O cenário é claro: a IA generativa já está dentro da sala de aula — com ou sem autorização institucional. A questão não é mais se as escolas devem lidar com isso, mas como fazê-lo sem expor dados de crianças e adolescentes e sem violar a LGPD.

Este guia aborda os riscos concretos, as obrigações legais e as medidas práticas que escolas, coordenadores pedagógicos e DPOs da área educacional precisam adotar para usar IA generativa de forma segura e em conformidade com a legislação brasileira.


Quais dados de alunos são expostos quando a escola usa IA generativa?

Quando professores ou alunos utilizam ChatGPT, Gemini ou Copilot em atividades escolares, diversos tipos de dados pessoais podem ser enviados aos servidores dos provedores de IA — muitas vezes sem que ninguém perceba a extensão do compartilhamento.

Dados frequentemente inseridos em prompts educacionais:

  • Nomes completos de alunos em redações, trabalhos e listas de chamada
  • Notas, avaliações e boletins ("analise o desempenho do aluno João Silva neste semestre")
  • Relatórios pedagógicos com informações comportamentais e de aprendizagem
  • Dados de saúde e laudos de inclusão ("este aluno tem TDAH e precisa de adaptação curricular")
  • Informações familiares ("a mãe do aluno informou que...")
  • Fotos e vídeos de atividades escolares submetidos a ferramentas multimodais
  • Dados de navegação, geolocalização e padrões de uso quando plataformas de IA são integradas a sistemas escolares

O problema se agrava porque muitos desses dados são dados pessoais sensíveis nos termos do Art. 5º, II, da LGPD — especialmente informações de saúde, dados biométricos (reconhecimento facial em plataformas) e informações sobre crianças e adolescentes.
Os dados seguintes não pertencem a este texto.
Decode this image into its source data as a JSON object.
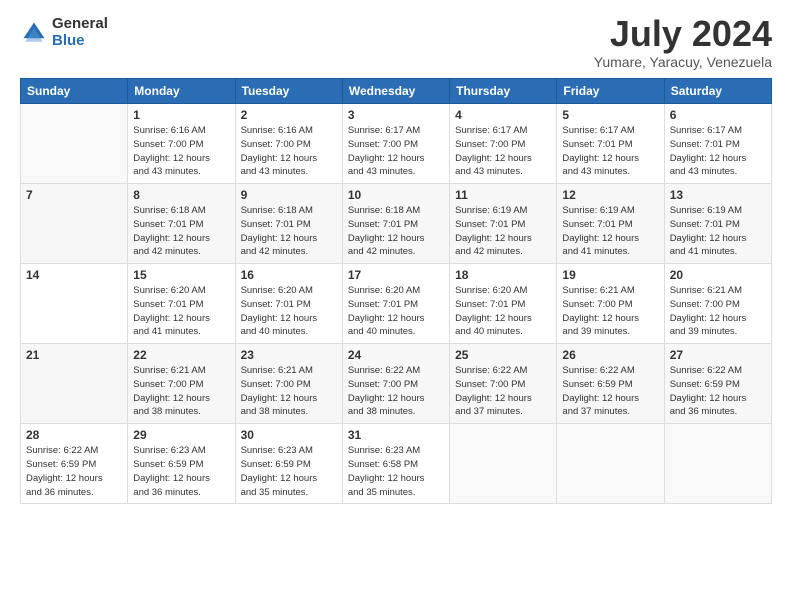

Para entender o panorama completo dos riscos de privacidade com IA generativa em ambientes organizacionais, consulte nosso guia sobre IA generativa e compliance.


O que diz o Art. 14 da LGPD sobre dados de crianças e adolescentes?

O Art. 14 da LGPD (Lei nº 13.709/2018) é o dispositivo central de proteção de dados de menores no Brasil. Ele estabelece um regime jurídico diferenciado — mais restritivo — para o tratamento dessas informações.

Art. 14, caput: "O tratamento de dados pessoais de crianças e de adolescentes deverá ser realizado em seu melhor interesse, nos termos deste artigo e da legislação pertinente."

Art. 14, § 1º: "O tratamento de dados pessoais de crianças deverá ser realizado com o consentimento específico e em destaque dado por pelo menos um dos pais ou pelo responsável legal."

Art. 14, § 2º: Os controladores devem manter públicas as informações sobre os tipos de dados coletados, a forma de utilização e os procedimentos para exercício dos direitos previstos no Art. 18.

Art. 14, § 3º: Dados pessoais de crianças poderão ser coletados sem consentimento apenas quando necessário para contatar pais ou responsável legal (usado uma única vez e sem armazenamento) ou para proteção da criança — e em nenhum caso poderão ser repassados a terceiros sem consentimento.

Art. 14, § 5º: O controlador deve realizar todos os esforços razoáveis para verificar que o consentimento foi dado pelo responsável legal, considerando as tecnologias disponíveis.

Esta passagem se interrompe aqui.